(Digitalis Industries) Keith Boyd 3.26.07
I was born in the 60's but I primarily grew up in the 70's. That was a weird decade in America . At the beginning we were still reeling from the aftereffects of the tumultuous Flower-Power era. The 60's had started well but ended in a real "brown-acid" bummer. There was Altamont , the Manson murders, MLK's assassination. Jimi, Janis, Jim and Pigpen all died. The Technicolor LSD visualized utopia had dumbed down into a bleak, smacked-out blah. The middle part of the decade was a study in contrasts. You had the decadent Disco scene percolating in the big cities while simultaneously Punk Rock reared its ugly head at a handful of clubs. Arena rock was at an all time high with mega-concerts like the "Cal-Jam" series playing to record crowds. By the end of the decade the greedy, free-market 80's were already on their way in.

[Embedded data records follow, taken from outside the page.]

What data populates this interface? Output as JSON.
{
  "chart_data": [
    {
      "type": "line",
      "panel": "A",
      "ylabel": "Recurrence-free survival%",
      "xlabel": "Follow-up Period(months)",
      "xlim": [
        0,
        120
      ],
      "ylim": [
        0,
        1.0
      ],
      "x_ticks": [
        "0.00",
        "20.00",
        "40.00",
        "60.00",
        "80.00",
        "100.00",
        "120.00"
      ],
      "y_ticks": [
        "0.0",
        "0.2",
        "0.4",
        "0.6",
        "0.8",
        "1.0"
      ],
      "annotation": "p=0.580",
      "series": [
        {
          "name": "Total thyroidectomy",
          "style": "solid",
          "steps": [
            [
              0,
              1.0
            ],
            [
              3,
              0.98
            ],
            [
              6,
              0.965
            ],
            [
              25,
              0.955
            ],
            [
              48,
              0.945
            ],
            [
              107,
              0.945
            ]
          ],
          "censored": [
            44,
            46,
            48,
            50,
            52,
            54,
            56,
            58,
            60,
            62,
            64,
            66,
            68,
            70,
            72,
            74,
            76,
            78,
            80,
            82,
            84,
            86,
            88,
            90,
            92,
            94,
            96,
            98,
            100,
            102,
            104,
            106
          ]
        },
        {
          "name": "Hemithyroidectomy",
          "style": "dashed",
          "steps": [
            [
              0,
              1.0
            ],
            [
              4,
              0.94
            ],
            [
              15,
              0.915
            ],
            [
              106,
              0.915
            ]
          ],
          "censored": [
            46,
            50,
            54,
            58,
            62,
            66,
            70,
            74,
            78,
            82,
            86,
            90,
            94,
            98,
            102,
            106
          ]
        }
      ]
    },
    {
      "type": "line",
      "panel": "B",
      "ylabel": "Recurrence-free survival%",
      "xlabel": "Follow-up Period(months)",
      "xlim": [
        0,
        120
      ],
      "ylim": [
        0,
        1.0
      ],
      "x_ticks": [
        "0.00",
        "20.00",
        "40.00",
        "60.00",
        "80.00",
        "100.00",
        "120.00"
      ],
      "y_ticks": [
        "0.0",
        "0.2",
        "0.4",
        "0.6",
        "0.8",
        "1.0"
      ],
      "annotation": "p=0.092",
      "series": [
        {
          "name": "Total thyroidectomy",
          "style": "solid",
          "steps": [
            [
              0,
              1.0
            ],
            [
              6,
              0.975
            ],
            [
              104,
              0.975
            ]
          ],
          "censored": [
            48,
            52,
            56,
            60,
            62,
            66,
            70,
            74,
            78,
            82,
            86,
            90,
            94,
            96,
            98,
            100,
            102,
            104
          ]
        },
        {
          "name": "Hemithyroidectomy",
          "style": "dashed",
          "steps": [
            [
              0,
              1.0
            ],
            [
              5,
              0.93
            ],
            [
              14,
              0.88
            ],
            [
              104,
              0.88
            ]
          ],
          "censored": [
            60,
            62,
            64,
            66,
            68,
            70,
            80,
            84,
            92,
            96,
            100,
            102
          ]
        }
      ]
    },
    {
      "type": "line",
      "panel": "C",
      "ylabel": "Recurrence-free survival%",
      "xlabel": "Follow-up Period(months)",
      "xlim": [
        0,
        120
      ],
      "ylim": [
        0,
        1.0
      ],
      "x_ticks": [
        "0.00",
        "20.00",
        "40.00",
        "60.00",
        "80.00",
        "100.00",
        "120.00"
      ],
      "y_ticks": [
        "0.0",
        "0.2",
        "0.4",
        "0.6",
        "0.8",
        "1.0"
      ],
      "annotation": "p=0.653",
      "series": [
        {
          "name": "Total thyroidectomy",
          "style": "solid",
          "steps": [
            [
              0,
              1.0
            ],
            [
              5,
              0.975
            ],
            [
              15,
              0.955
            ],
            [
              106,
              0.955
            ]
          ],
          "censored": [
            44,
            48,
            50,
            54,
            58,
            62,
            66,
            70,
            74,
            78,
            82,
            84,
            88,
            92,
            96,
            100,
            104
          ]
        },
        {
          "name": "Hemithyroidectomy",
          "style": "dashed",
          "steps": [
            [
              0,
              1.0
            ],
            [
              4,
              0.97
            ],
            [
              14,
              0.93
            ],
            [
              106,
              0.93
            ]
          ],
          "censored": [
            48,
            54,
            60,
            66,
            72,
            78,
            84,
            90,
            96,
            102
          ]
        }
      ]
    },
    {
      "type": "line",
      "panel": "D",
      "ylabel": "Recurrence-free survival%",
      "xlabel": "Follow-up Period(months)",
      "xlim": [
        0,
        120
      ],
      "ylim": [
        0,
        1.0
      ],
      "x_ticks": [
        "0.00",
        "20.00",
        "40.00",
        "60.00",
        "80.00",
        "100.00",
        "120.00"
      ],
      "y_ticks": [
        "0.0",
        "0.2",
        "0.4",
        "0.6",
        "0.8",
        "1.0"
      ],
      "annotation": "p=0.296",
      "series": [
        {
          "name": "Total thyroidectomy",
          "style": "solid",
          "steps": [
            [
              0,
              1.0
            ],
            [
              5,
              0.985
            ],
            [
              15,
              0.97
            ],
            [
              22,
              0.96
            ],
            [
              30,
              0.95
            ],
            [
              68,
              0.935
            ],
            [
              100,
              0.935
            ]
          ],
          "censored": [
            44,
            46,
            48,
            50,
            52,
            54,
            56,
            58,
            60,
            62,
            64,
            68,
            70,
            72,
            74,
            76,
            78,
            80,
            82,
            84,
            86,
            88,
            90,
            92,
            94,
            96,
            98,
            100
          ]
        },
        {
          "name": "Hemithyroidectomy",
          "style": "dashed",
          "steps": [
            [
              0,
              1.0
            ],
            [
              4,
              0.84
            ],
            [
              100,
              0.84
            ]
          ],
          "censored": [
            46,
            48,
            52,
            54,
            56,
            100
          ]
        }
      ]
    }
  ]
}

Along with the crumpled burnout remnants that crossed over into the coming decade there were a few cool hippie ideas that had their roots in the 60's but really blossomed in the 70's. Among these were healthy organic food, running (solo fitness in general), yoga and the weird yet wonderful world of non-competitive-everyone wins games. I distinctly remember when I first encountered this new and softer world of sporting. I'd grown up in Maine and let's just say they didn't go for these new fangled ways in Maine . PE at school was a humiliating parade of jock-straps, group showers and Coach Marquard who felt the need to tell us about the biblical consequences of homosexuality or even a thought in that direction. Well when I moved to California imagine my surprise at what was considered PE. Gone were the nightmarish rounds of dodge ball and hockey. In were the spirited sessions of Hagoo, Earth Ball and The Human Machine. It wasn't until many years later when I was working at the SDSU library that I came to truly understand the philosophical underpinnings of my elementary and middle school physical education. I was reshelfing books one day when I grab three big and well-worn tomes all done in Earth tones. The pictures on the cover had what appeared to be a large gathering of slightly Hippie folks engaging in all manner of games. They had parachutes. They were making human pyramids. They were twisted in to various odd positions in some grassy field. One thing about them all was the how damn happy they looked. Everywhere you looked there were handle-bar moustaches, cutoff jean shorts, great big Elton John glasses and waffle iron sized running shoes. Rainbow suspenders were in a healthy abundance and so were various forms of bandanas. The overriding sentiment seemed to be that all of the world's problem could be solved if one would simply chill out and play a game or two. The rules of these games were structured to promote cooperation and minimize direct competition. I actually think that this approach was pretty cool. The strange part of it though was the adult focus of these books. In their very "Whole Earth Catalog" way they presented an imagined utopia that was possible through play. In the way of all things however, PE in public schools swung back more towards the middle. These days it's a combination of the old school and the Hippie approach and that's probably a good thing as well.
What does all of this have to do with the new self titled CD by Softwar? Well, a lot actually. From the artwork to the song titles Softwar have made a deep study of the gentle games approach to PE and in the process have come up with a deeply compelling and weirded out gem of a CD. Softwar is one of the more recent incarnations of the shape shifting, multi-headed Jeweled Antler Collective. These Northern California visionaries have brought us such wonderful and idiosyncratic combos as Thuja, The Skygreen Leopards and Flying Canyon (RIP Cayce Lindner). Softwar is a welcome addition to this roster. The music is a blissed out wash of spacey, echo laden goodness. Small backward, "breath sucked in sound" events multiply and build layers upon layers of drone that mask sweet and playful melodies. Amidst all of this circular carousel music are the gentle yet spooky mantras of Kerry McLaughlin . It's the sound of these chants that gives cohesion and form to the music. Her voice sounds like the kind of singing kids do when they think that no one is listening; sweet and gentle yet a bit scary. The lyrics seem to be the chants that accompany some of the various games mentioned above. Taken out of their "games" context however they are simply strange and beautiful and seem like fragments of some surreal code language, "Take it on the Pru-Eye-Aye, take it on the right". Like so much of the album these vocalizations sneak in and out of the mix. The whole piece plays out like a cat creeping around in the fog. Its layers of mystery are both exotic and inviting. Softwar is a warm and hypnotic debut. Let's hope that they aren't just a one shot side project and that we'll more of their inspired weirdness to enjoy in the future.